Avec l’adoption de la loi, Macron et Borne croyaient que le tour était joué et qu’il leur suffirait de quelques jours pour tourner la page. Ils en sont pour leurs frais parce que, de manifestation en manifestation, la mobilisation tient bon. Maintenant, nous sommes rentrés dans une guerre d’usure, où le gouvernement parie sur la fatigue des combattants. Mais nous sommes des millions à penser que travailler deux ans de plus nous fatiguera bien plus qu’une 12ème journée de manifestation. Quant à la colère, elle ne s’use pas, elle s’accumule. […] Pendant longtemps, le patronat et le gouvernement ont pu faire leur loi avec la conviction que les travailleurs, divisés et résignés, ne parviendraient pas à réagir massivement. Un acquis du mouvement est d’avoir démontré que nous sommes capables de riposter et de nous faire respecter. C’est d’avoir retrouvé la fierté de ceux qui luttent, quand bien même le combat est difficile. Chaque journée de mobilisation supplémentaire nous grandit et nous renforce. Chaque grève et chaque manifestation est un pas en avant faits par des millions de travailleuses et de travailleurs. Alors, jeudi 13 avril, soyons encore au rendez-vous, le plus nombreux possible ! (Lutte ouvrière, Éditorial, 10 avril)

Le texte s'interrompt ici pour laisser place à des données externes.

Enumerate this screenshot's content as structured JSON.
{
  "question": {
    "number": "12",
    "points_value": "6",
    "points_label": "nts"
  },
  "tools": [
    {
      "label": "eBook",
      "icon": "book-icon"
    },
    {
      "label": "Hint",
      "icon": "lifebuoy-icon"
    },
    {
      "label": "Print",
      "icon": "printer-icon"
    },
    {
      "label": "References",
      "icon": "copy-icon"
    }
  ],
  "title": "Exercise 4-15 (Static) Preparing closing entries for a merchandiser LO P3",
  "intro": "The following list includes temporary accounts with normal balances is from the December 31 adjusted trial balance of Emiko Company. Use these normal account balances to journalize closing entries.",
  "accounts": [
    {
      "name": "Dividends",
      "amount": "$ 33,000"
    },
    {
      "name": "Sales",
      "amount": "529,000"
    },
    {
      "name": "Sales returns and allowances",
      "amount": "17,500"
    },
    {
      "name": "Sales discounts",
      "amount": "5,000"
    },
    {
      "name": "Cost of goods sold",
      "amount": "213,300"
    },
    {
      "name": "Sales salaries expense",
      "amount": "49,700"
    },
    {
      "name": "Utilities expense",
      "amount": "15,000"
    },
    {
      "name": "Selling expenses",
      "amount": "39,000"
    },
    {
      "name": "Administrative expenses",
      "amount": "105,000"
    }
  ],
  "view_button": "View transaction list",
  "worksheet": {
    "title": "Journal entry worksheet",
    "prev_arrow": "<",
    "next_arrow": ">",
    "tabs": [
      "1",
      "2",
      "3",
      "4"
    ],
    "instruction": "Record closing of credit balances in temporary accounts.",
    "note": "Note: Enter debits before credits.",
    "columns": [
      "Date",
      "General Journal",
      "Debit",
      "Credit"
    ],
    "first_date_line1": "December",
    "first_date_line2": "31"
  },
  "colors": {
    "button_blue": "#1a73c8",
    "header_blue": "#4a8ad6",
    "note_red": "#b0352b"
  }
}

Forger une organisation communiste révolutionnaire capable de se battre contre la collaboration de classe et pour l’auto-organisation

Si tous sont d’accord pour cibler Berger plutôt que Martinez et Binet, LO soutient ouvertement « l’intersyndicale » tandis que RP trouve les « stratégies » (sic) de celle-ci insuffisante. Les formules hypocrites sont très variées mais toutes servent un même but : couvrir la capitulation. Aucun d’entre eux ne peut citer le moindre combat, au sein des syndicats et des assemblées générales, pour la grève générale. Il semble qu’au 53e congrès national de la CGT, 27 au 31 mars, personne ne soit intervenu pour la grève générale). Aucune organisation centriste ne se bat pour l’autodéfense du mouvement.

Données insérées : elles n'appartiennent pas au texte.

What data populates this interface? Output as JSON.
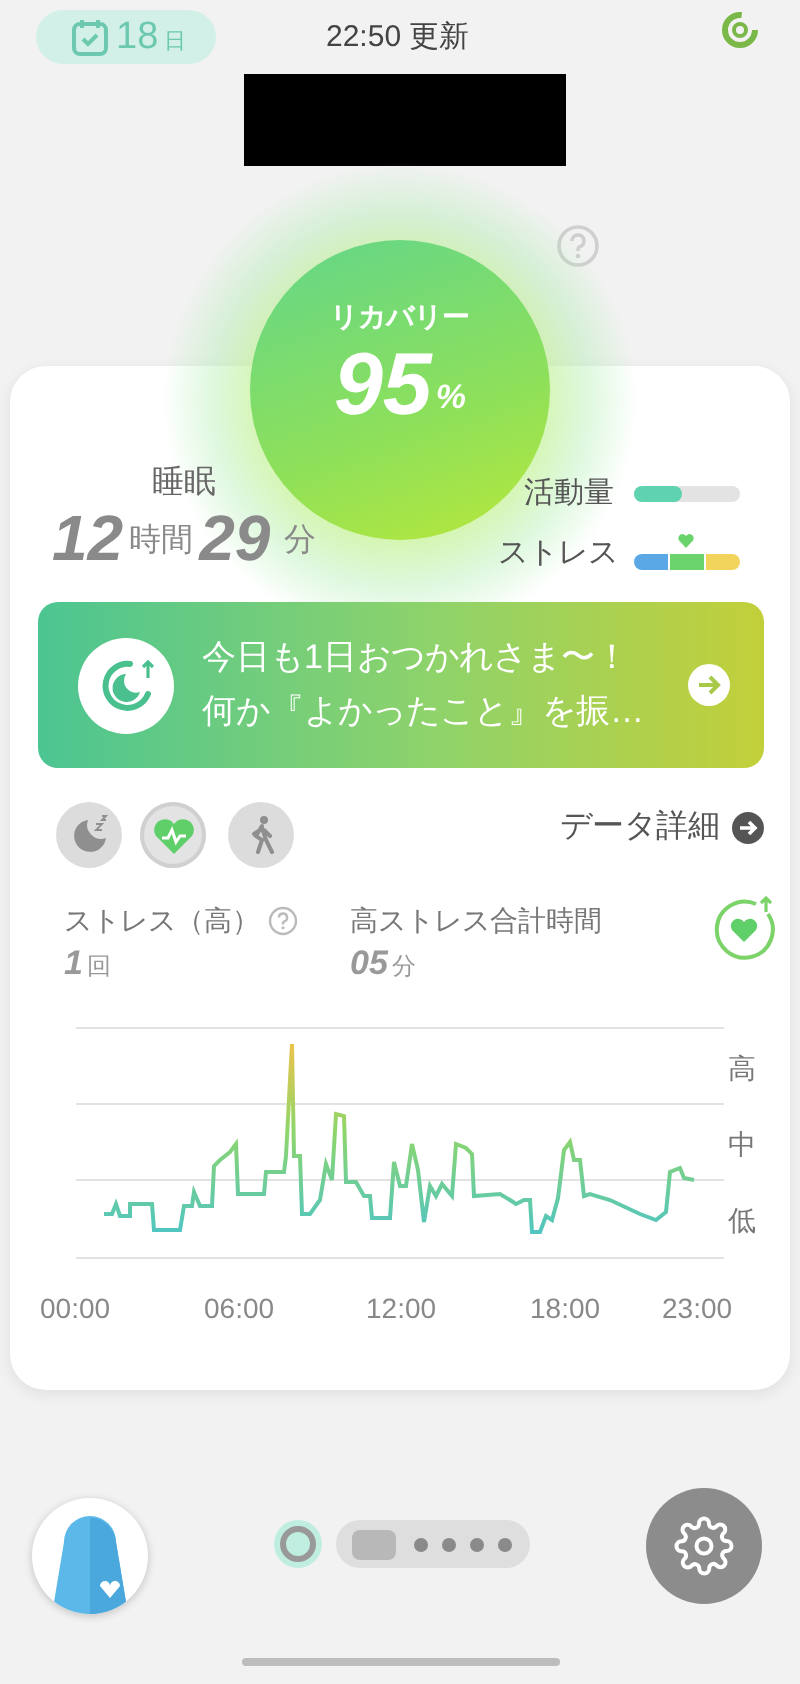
{
  "header": {
    "date_day": "18",
    "date_unit": "日",
    "updated": "22:50 更新"
  },
  "recovery": {
    "label": "リカバリー",
    "value": "95",
    "unit": "%"
  },
  "sleep": {
    "label": "睡眠",
    "hours": "12",
    "hours_unit": "時間",
    "minutes": "29",
    "minutes_unit": "分"
  },
  "activity": {
    "label": "活動量",
    "level": 0.45
  },
  "stress_meter": {
    "label": "ストレス"
  },
  "banner": {
    "lines": [
      "今日も1日おつかれさま〜！",
      "何か『よかったこと』を振…"
    ]
  },
  "tabs": [
    {
      "kind": "sleep",
      "selected": false
    },
    {
      "kind": "heart",
      "selected": true
    },
    {
      "kind": "walk",
      "selected": false
    }
  ],
  "details_link": "データ詳細",
  "stats": [
    {
      "label": "ストレス（高）",
      "value": "1",
      "unit": "回",
      "help": true
    },
    {
      "label": "高ストレス合計時間",
      "value": "05",
      "unit": "分",
      "help": false
    }
  ],
  "chart": {
    "y_labels": [
      "高",
      "中",
      "低"
    ],
    "x_labels": [
      "00:00",
      "06:00",
      "12:00",
      "18:00",
      "23:00"
    ]
  },
  "pager": {
    "pages": [
      {
        "selected": true
      },
      {
        "selected": false
      },
      {
        "selected": false
      },
      {
        "selected": false
      },
      {
        "selected": false
      }
    ]
  }
}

En cas d’échec du mouvement les centristes accuseront les travailleurs pas les chefs corrompus qui les trahissent. Quoi que prétendent les adjoints des directions syndicales, réformistes (PS, PCF, LFI…) ou centristes (LO, NPA-B, CR, RP, POI…), l’issue des 13 et 14 avril sera vraisemblablement quelques réserves du Conseil constitutionnel. Les chefs syndicaux appelleront ensuite à quelques actions symboliques jusqu’au 1er mai, lequel sera aussi convoqué pour faire une 13e journée d’action.

Du côté de la bourgeoisie, une victoire requinquerait Macron et avec lui les tenants de l’affrontement avec la classe ouvrière. C’est d’ailleurs ce que pressentent aussi bien le président que son ministre de l’intérieur Darmanin qui haussent le ton. Non seulement contre les manifestants, « l’extrême-gauche », non seulement avec les flics, car déjà s’annonce la prochaine attaque contre les titulaires du RSA. Concrètement, cela peut déboucher sur un gouvernement de Renaissance avec une partie de LR sur une ligne de plus en plus réactionnaire pour sauver les chances de la bourgeoisie française face à ses rivales.

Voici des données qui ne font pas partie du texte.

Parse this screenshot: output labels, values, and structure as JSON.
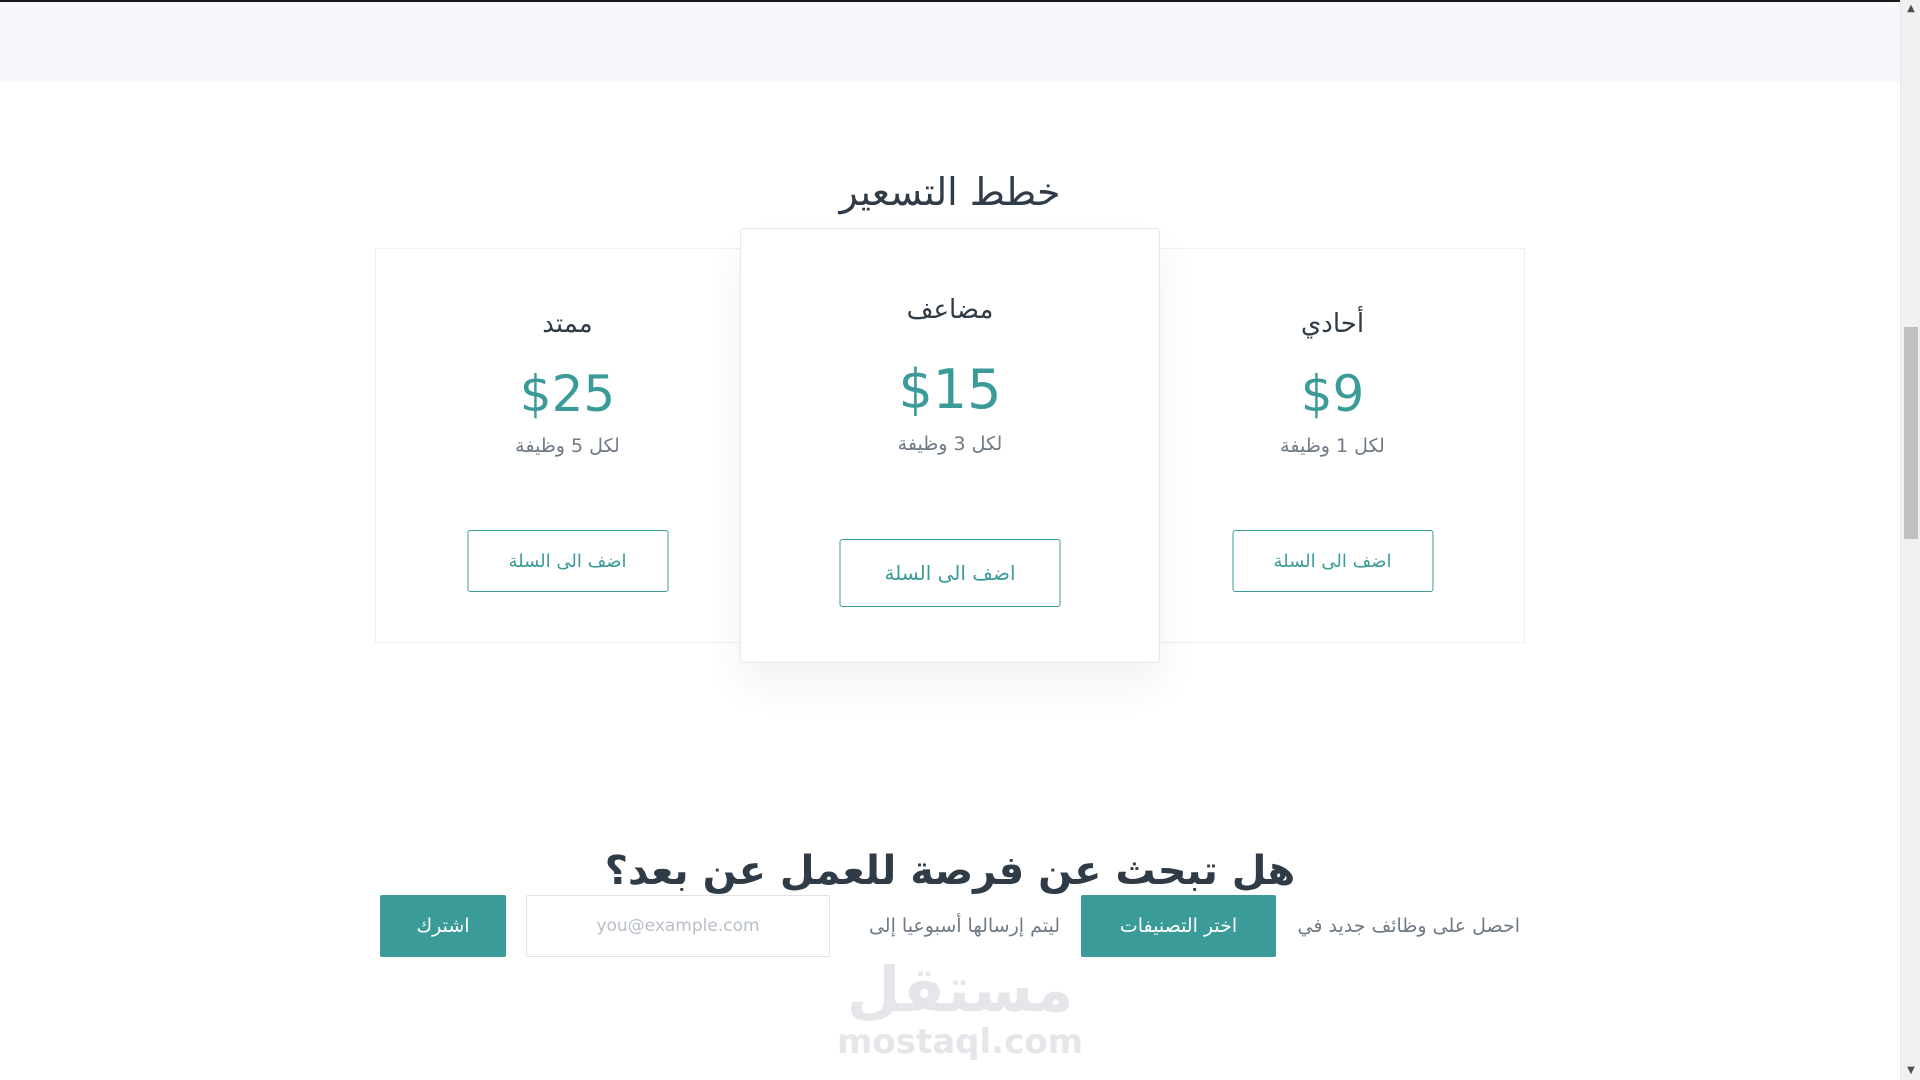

Il est difficile d’apprécier aujourd’hui les conséquences d’une nouvelle défaite pour la classe ouvrière. Dans quelle mesure les éléments les plus avancés vont chercher à tirer un bilan politique avec les communistes révolutionnaires, en sachant que pour la grande masse, il y aura recul et démoralisation ?

Quoiqu’il en soit, il est indispensable de construire un parti ouvrier révolutionnaire sur le programme oublié du communisme ainsi que des fractions lutte de classe dans les syndicats. Le chemin sera ardu, vu la dispersion et la confusion actuelles, mais il n’en est pas d’autre pour faire cesser l’engrenage des défaites et préparer la révolution.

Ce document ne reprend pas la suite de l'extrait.